Aufgrund der Literaturrecherche wurde der 4 AT Score als geeignetes Screening Instrument identifiziert.

Projektaufbau

Während der Projektplanung herrschte eine enge Zusammenarbeit mit dem Chefarzt, den Teamleitungen und dem Team des Notfallzentrums. Hier konnten die Wünsche, Ängste und Anregungen mitaufgenommen und berücksichtigt werden.

Das Screening Instrument wurde in die elektronische Dokumentation mitaufgenommen und der folgende neue Prozess wurde ausgearbeitet und mittels einer Standard Operating Procedure (SOP) verschriftlicht.

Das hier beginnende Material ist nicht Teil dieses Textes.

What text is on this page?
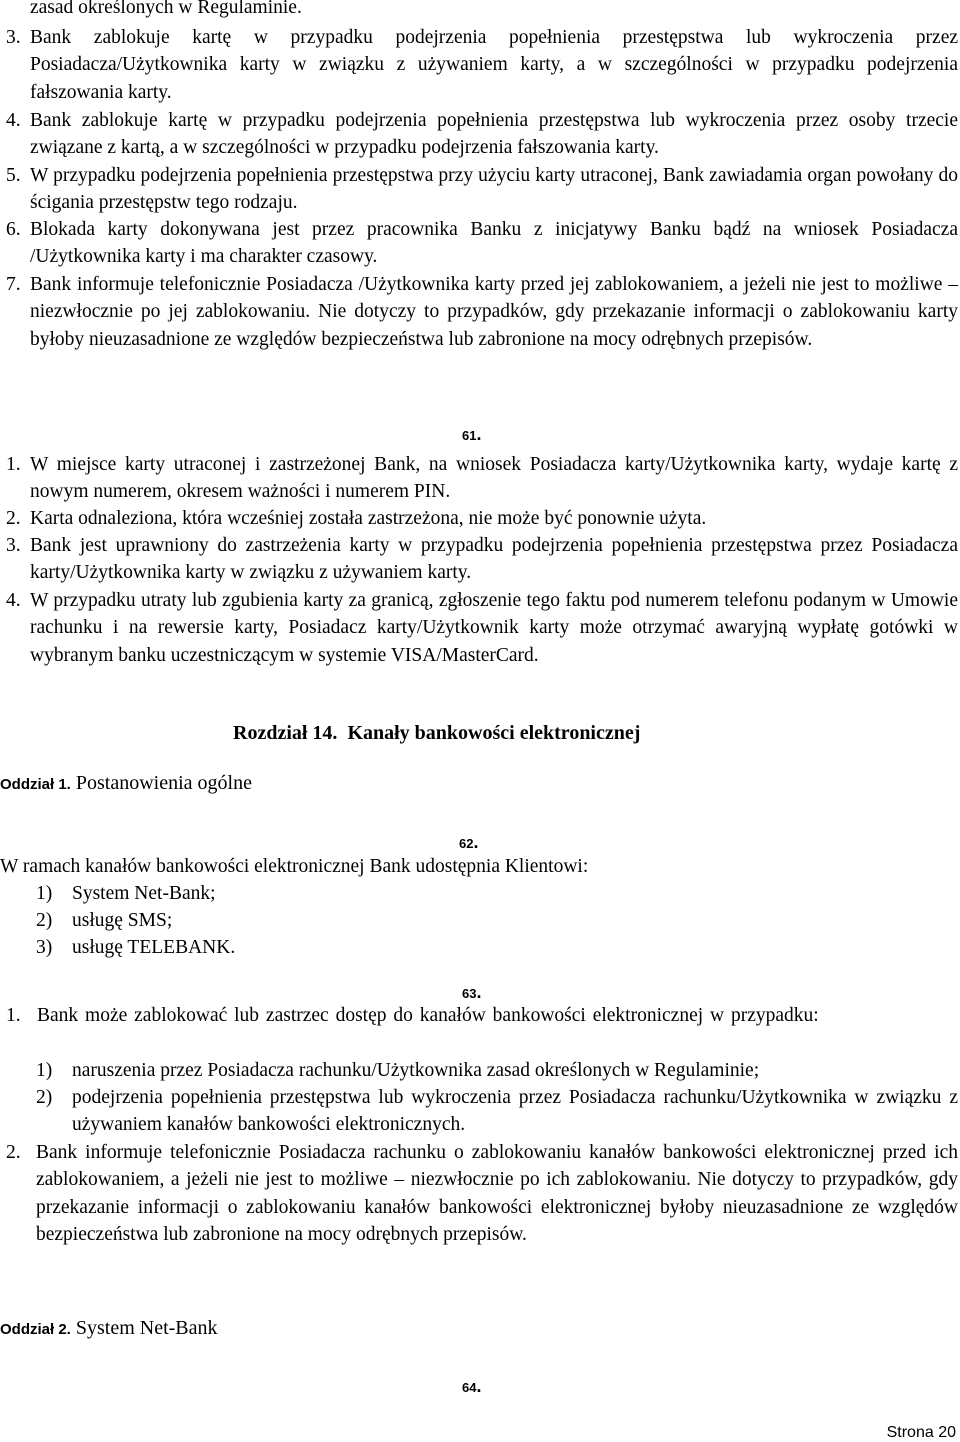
zasad określonych w Regulaminie.
3. Bank zablokuje kartę w przypadku podejrzenia popełnienia przestępstwa lub wykroczenia przez Posiadacza/Użytkownika karty w związku z używaniem karty, a w szczególności w przypadku podejrzenia fałszowania karty.
4. Bank zablokuje kartę w przypadku podejrzenia popełnienia przestępstwa lub wykroczenia przez osoby trzecie związane z kartą, a w szczególności w przypadku podejrzenia fałszowania karty.
5. W przypadku podejrzenia popełnienia przestępstwa przy użyciu karty utraconej, Bank zawiadamia organ powołany do ścigania przestępstw tego rodzaju.
6. Blokada karty dokonywana jest przez pracownika Banku z inicjatywy Banku bądź na wniosek Posiadacza /Użytkownika karty i ma charakter czasowy.
7. Bank informuje telefonicznie Posiadacza /Użytkownika karty przed jej zablokowaniem, a jeżeli nie jest to możliwe – niezwłocznie po jej zablokowaniu. Nie dotyczy to przypadków, gdy przekazanie informacji o zablokowaniu karty byłoby nieuzasadnione ze względów bezpieczeństwa lub zabronione na mocy odrębnych przepisów.
61.
1. W miejsce karty utraconej i zastrzeżonej Bank, na wniosek Posiadacza karty/Użytkownika karty, wydaje kartę z nowym numerem, okresem ważności i numerem PIN.
2. Karta odnaleziona, która wcześniej została zastrzeżona, nie może być ponownie użyta.
3. Bank jest uprawniony do zastrzeżenia karty w przypadku podejrzenia popełnienia przestępstwa przez Posiadacza karty/Użytkownika karty w związku z używaniem karty.
4. W przypadku utraty lub zgubienia karty za granicą, zgłoszenie tego faktu pod numerem telefonu podanym w Umowie rachunku i na rewersie karty, Posiadacz karty/Użytkownik karty może otrzymać awaryjną wypłatę gotówki w wybranym banku uczestniczącym w systemie VISA/MasterCard.
Rozdział 14. Kanały bankowości elektronicznej
Oddział 1. Postanowienia ogólne
62.
W ramach kanałów bankowości elektronicznej Bank udostępnia Klientowi:
1) System Net-Bank;
2) usługę SMS;
3) usługę TELEBANK.
63.
1. Bank może zablokować lub zastrzec dostęp do kanałów bankowości elektronicznej w przypadku:
1) naruszenia przez Posiadacza rachunku/Użytkownika zasad określonych w Regulaminie;
2) podejrzenia popełnienia przestępstwa lub wykroczenia przez Posiadacza rachunku/Użytkownika w związku z używaniem kanałów bankowości elektronicznych.
2. Bank informuje telefonicznie Posiadacza rachunku o zablokowaniu kanałów bankowości elektronicznej przed ich zablokowaniem, a jeżeli nie jest to możliwe – niezwłocznie po ich zablokowaniu. Nie dotyczy to przypadków, gdy przekazanie informacji o zablokowaniu kanałów bankowości elektronicznej byłoby nieuzasadnione ze względów bezpieczeństwa lub zabronione na mocy odrębnych przepisów.
Oddział 2. System Net-Bank
64.
Strona 20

Jeder Patient ≥65 Jahren erhält im Notfallzentrum von der erstversorgenden Pflegekraft, mittels des 4 AT, eine kognitive Ersteinschätzung. Beträgt der Wert 1 oder höher wird eine pflegerische Empfehlung im Verlegungsbericht hinterlegt. Hier wird empfohlen die pflegerischen Interventionen zur Delirprophylaxe/Behandlung und die Delirium Observation Scale (DOS) im weiteren stationären Verlauf anzuwenden. Ebenso verordnen die Ärzte im Notfallzentrum das Bedarfsmedikamentenschema und passen die aktuelle Medikation bedarfsgerecht an.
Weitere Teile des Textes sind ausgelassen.